Objective: To compare mean time taken for tracheal intubation with Airtraq versus Macintosh laryngoscope in elective surgeries. Study Design: This is a Randomized control trial (RCT) study. Setting: Study carried out at Department of Anaesthesiology, Surgical Intensive Care Unit and Pain Management, Clinic, Dow University of Health Sciences and Dr. Ruth Pfau Hospital Karachi, from June 2016 to November 2016. Materials and Methods: A total of 60 patients divided 30 in each group randomly i.e. Macintosh laryngoscope Group A and Airtraq laryngoscope Group B who scheduled for elective surgery and fulfill the inclusion criteria.
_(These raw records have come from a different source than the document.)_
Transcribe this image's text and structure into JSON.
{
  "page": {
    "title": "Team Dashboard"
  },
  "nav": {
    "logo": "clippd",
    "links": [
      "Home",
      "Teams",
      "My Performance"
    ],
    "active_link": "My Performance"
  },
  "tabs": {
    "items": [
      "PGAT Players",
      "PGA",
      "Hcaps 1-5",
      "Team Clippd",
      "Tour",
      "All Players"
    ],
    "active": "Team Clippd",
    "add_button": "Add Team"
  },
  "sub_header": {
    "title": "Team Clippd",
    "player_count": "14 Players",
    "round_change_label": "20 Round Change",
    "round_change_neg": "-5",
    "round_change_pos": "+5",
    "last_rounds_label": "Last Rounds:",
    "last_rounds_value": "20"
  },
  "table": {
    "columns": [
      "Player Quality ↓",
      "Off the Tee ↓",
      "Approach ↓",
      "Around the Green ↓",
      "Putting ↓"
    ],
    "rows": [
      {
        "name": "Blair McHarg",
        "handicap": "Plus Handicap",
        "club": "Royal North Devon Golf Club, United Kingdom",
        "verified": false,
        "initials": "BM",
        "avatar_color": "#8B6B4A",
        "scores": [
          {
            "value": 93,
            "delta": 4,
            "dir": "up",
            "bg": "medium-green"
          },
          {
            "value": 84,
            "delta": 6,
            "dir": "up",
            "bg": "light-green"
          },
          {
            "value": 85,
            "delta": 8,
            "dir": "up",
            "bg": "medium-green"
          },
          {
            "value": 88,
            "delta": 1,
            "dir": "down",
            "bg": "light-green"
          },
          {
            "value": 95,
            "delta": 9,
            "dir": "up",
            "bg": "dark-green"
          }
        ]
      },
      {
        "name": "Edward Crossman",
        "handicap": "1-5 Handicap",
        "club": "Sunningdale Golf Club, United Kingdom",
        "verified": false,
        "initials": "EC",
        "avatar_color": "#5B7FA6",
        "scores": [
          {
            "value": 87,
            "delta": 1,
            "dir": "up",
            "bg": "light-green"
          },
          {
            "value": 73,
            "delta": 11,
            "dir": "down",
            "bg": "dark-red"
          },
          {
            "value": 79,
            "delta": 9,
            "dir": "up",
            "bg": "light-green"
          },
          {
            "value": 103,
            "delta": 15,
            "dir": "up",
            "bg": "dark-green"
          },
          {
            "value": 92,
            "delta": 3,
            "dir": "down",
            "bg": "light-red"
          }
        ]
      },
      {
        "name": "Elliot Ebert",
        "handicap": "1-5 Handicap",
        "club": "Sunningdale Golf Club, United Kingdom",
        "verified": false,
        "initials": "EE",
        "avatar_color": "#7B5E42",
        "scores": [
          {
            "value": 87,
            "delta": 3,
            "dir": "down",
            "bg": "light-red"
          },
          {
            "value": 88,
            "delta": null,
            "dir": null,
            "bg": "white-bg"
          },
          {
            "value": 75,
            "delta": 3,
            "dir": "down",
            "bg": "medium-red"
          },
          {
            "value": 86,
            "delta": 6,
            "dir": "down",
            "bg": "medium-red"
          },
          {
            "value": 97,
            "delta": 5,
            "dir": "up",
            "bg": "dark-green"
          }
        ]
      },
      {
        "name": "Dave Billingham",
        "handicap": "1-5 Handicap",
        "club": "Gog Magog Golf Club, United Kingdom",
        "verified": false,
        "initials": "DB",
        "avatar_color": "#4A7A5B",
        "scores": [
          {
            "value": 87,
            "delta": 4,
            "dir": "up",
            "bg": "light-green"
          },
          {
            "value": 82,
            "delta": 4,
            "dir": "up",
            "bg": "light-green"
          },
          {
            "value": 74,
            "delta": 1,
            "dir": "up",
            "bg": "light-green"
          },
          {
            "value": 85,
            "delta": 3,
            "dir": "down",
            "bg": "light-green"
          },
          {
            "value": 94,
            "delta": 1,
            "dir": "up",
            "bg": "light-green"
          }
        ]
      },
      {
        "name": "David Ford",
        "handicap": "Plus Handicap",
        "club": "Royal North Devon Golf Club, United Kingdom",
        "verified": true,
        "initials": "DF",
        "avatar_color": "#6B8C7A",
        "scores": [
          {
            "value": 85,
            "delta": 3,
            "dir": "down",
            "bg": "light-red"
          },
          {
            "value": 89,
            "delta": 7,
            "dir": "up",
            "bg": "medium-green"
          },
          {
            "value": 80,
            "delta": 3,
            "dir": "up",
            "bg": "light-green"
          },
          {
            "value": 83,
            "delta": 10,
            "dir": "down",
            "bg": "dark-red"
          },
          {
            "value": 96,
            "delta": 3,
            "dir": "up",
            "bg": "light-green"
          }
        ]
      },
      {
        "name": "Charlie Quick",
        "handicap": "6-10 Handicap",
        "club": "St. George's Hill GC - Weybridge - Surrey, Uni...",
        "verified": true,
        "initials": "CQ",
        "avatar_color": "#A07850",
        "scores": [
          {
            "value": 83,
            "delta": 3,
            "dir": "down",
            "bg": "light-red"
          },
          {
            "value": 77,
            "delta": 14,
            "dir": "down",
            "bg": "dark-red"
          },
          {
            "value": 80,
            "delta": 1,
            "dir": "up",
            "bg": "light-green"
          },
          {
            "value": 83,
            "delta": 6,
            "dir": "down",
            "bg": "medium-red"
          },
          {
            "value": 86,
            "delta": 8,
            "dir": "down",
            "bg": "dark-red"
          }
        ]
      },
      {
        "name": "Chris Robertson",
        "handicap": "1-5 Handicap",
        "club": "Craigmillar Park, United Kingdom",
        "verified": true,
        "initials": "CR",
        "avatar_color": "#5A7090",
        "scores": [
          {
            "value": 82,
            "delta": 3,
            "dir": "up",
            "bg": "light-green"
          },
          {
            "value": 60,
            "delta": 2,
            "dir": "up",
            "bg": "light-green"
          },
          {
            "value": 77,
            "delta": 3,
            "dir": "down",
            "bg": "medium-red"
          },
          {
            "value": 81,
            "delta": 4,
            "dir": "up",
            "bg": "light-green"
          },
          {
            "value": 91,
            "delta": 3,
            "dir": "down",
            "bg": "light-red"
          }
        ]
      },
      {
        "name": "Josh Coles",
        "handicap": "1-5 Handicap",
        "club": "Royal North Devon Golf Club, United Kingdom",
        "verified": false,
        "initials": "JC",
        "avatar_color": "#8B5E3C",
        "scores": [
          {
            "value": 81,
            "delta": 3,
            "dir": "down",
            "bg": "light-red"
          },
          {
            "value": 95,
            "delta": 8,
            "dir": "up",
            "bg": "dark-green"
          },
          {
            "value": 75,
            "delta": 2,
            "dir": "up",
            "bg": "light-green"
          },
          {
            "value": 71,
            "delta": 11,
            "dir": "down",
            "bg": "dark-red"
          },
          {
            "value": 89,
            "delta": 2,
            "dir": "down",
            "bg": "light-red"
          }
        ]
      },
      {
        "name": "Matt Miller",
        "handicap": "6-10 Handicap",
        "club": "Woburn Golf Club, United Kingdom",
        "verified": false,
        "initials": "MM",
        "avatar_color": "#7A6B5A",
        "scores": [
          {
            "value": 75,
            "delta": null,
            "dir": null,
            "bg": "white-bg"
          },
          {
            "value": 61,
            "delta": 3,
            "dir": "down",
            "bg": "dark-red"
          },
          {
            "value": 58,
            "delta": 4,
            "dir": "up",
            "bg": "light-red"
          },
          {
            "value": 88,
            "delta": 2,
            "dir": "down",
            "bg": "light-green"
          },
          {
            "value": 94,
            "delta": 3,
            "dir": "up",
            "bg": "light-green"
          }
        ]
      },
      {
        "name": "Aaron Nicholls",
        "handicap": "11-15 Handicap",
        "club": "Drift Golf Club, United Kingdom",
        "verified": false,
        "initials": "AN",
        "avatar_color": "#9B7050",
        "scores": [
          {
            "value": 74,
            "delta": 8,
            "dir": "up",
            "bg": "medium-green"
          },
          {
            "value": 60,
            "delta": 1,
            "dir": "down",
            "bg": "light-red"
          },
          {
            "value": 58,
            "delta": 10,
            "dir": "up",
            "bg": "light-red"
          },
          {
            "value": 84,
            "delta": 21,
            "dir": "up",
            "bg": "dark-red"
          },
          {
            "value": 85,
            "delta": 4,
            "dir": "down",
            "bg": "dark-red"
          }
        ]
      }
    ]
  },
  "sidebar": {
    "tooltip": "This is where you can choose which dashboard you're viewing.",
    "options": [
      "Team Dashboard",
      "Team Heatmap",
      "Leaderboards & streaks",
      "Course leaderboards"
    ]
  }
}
All patients were received intravenous glycopyrolate 0.2 mg, tramadol 2 mg/kg, and midazolam 0.03 mg/kg 10 minutes before induction of anesthesia. Induction was done with propofol 2-2.5 mg/kg, minimum 3 minutes were given to maximum effect of muscle relaxant. Time taken to intubate the trachea were noted in seconds and entered into the predesigned proforma. Results: The analysis included data on all the patients between 18 to 50 years of age who scheduled for elective surgery during the study period after applying the exclusion criteria. Mean ± SD of age in group A were 36.85±8.47 years and in group B were 37.49±9.32 years. In Gender distribution of group A 11 (36%) were male and 19 (64%) were female and in group B the distribution of male and female were 8 (27%) and 22 (73%) respectively. By comparing both the groups for time taken in tracheal intubation in seconds Mean ± SD of group A was 35±7.8 and in group B was 21±4.2 and P value found to be highly significant i.e. (0.0001). Conclusion: It is to be concluded that Airtraq laryngoscope is more effective instrument than Macintosh Laryngoscope for use in routine airway management and duration of successful tracheal intubation was shorter in the Airtraq group.